Valdaveto.net > Personaggi > Berto Giuffra: un innamorato delle montagne
di Piero Campomenosi
articolo inviato dall'autore e già apparso sul settimanale La Trebbia del 30 agosto 2007
La mostra fotografica inaugurata lo
scorso 21 luglio a Santo Stefano nel ricordo di Adalberto Giuffra, che noi tutti santostefanini chiamavamo familiarmente Berto
, mi ha
fatto rivivere emozioni e riscoprire immagini di un mondo, che ci
siamo lasciati alle spalle, un mondo, che solo lui ha saputo almeno
in parte in restituirci.
La mostra, allestita presso la palestra
della Scuola Media, è stata voluta e organizzata dal sindaco Cristoforo Campomenosi e dall'assessore alla cultura Sergio
Campomenosi, che si è avvalso del preziosa collaborazione di Carlo A. Gemignani.
È nato pure un libro, scritto e illustrato
per l'occasione, che ne rappresenta una importante testimonianza.

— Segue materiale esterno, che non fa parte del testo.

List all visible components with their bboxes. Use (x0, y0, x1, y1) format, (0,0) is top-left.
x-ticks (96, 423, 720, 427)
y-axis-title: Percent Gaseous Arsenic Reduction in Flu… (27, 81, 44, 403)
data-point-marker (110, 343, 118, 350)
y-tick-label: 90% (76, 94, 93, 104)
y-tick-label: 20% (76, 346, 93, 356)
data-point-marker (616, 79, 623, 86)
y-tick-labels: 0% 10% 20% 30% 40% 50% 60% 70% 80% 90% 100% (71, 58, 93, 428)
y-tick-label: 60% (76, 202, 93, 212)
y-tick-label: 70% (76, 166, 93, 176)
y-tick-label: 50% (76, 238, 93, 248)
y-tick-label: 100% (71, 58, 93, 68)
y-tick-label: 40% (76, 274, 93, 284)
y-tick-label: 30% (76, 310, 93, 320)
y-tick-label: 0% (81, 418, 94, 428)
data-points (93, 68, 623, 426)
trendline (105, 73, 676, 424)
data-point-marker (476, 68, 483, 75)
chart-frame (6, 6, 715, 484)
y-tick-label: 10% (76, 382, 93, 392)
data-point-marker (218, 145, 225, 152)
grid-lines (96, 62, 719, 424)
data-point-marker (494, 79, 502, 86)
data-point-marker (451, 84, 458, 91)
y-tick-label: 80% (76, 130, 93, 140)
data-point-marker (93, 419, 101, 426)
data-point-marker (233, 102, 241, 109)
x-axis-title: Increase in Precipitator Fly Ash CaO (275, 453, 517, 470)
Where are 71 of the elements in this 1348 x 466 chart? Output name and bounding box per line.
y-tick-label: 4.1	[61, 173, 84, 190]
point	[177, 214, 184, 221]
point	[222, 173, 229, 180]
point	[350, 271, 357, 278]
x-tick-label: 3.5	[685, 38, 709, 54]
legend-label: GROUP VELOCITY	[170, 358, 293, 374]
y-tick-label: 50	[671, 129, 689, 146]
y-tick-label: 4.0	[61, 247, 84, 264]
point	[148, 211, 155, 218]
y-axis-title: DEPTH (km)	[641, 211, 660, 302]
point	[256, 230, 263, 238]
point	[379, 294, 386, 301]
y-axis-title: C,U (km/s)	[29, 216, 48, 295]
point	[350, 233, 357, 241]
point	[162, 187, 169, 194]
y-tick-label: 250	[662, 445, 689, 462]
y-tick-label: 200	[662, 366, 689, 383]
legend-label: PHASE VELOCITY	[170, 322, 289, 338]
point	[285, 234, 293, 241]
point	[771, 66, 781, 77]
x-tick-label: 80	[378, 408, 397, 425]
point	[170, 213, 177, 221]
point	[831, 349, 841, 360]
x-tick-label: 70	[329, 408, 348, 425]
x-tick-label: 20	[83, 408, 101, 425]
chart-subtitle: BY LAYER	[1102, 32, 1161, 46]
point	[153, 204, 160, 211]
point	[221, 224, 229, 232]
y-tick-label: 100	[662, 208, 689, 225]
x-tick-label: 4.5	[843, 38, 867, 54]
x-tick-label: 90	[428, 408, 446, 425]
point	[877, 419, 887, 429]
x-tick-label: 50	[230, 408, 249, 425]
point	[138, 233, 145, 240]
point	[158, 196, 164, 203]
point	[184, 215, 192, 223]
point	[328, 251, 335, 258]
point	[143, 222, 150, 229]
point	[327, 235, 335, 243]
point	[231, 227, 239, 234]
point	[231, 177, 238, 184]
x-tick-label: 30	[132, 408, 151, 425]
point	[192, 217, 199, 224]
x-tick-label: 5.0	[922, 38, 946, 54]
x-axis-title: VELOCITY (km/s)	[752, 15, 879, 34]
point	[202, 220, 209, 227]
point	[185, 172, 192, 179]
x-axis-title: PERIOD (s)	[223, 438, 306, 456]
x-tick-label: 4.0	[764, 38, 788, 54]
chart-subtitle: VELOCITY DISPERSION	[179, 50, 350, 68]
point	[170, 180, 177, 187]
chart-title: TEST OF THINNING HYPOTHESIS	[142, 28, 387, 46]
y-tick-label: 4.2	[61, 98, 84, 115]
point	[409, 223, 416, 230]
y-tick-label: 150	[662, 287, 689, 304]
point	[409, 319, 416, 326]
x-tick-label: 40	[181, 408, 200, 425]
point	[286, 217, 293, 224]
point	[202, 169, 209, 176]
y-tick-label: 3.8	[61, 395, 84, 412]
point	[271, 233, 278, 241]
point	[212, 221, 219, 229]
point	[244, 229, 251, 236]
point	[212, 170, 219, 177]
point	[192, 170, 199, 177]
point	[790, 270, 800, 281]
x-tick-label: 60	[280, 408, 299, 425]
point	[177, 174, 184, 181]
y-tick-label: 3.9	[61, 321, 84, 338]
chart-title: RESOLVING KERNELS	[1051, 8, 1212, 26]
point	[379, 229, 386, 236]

Erano presenti alla cerimonia varie autorità, oltre ai quattro
figli Luciano, Sergio, Mario e Rosanna, nonché alla figlia
adottiva Stefania.
Se è vero, come scriveva
Dostoevskij, che "l'artista è colui che riesce a fermare
il tempo", nessuno, come per il nostro fotografo per antonomasia,
ha fatto proprio un tale aforisma.
Sì, perché Berto
(che ricordo anche barbiere e guida turistica), aveva capito, lui
come i poeti, che non occorre altro che saper guardare ogni giorno
con occhi sempre nuovi un mondo sempre diverso e sorprendente per
aprirsi subito al sorriso.
Se poi, a farci perdere la testa sono le
nostre montagne, quelle che conosciamo a menadito, che abbiamo
risalito infinite volte, quelle che ci troviamo di fronte, aprendo la
mattina la finestra della nostra camera da letto, penso che ogni
altro peccato di omissione ci venga sicuramente perdonato.
Berto era
infatti prima di tutto un uomo di montagna: il Maggiorasca, il Groppo
Rosso e il Monte Penna facevano parte della sua stessa persona, della
sua stessa vita, come un cibo che si assapora ogni giorno, e delle
nostre montagne amava soprattutto i momenti dell'aurora e del
tramonto o una fresca nevicata fra quelli particolari, in cui esse
sanno svelare la propria anima.
Berto, inoltre, non era un fotografo,
come si suol dire, per tutte le occasioni, ma uno che sapeva esserci
quando doveva esserci. Non gli interessava fotografare un ritrovo di
villeggianti o le majorettes di turno.
A lui premeva cogliere
l'attimo fuggente, come il momento dell'elevazione in una messa
sul Maggiorasca, officiata da Don Celestini, o la processione di San
Rocco in un rigido pomeriggio invernale o il figlio Sergio di due
anni che gioca con la radio o la moglie Emilia, sorridente in mezzo
alla famiglia, durante la colazione sull'erba sulle verdi distese
del Monte Penice (una tra le sue vette preferite): momenti unici,
irripetibili, immortalati da lui, come se sapesse che la vita è
come un grande prato, dove solo i fiori più belli, che
sbocciano qua e là, meritano di venire colti e fermati
dall'obiettivo.
Ciò che mi preme soprattutto
sottolineare, tuttavia, è l'aspetto culturale che le foto di
Berto fanno emergere: una bica o un burieû, un attrezzo
agricolo ormai in disuso, un logoro borsone di pelle del portalettere
sono soggetti e oggetti insieme che ci parlano di momenti lontani, ma
che fanno parte del nostro presente, come i nostri cari che abbiamo
perduto, ma che ancora respirano con noi.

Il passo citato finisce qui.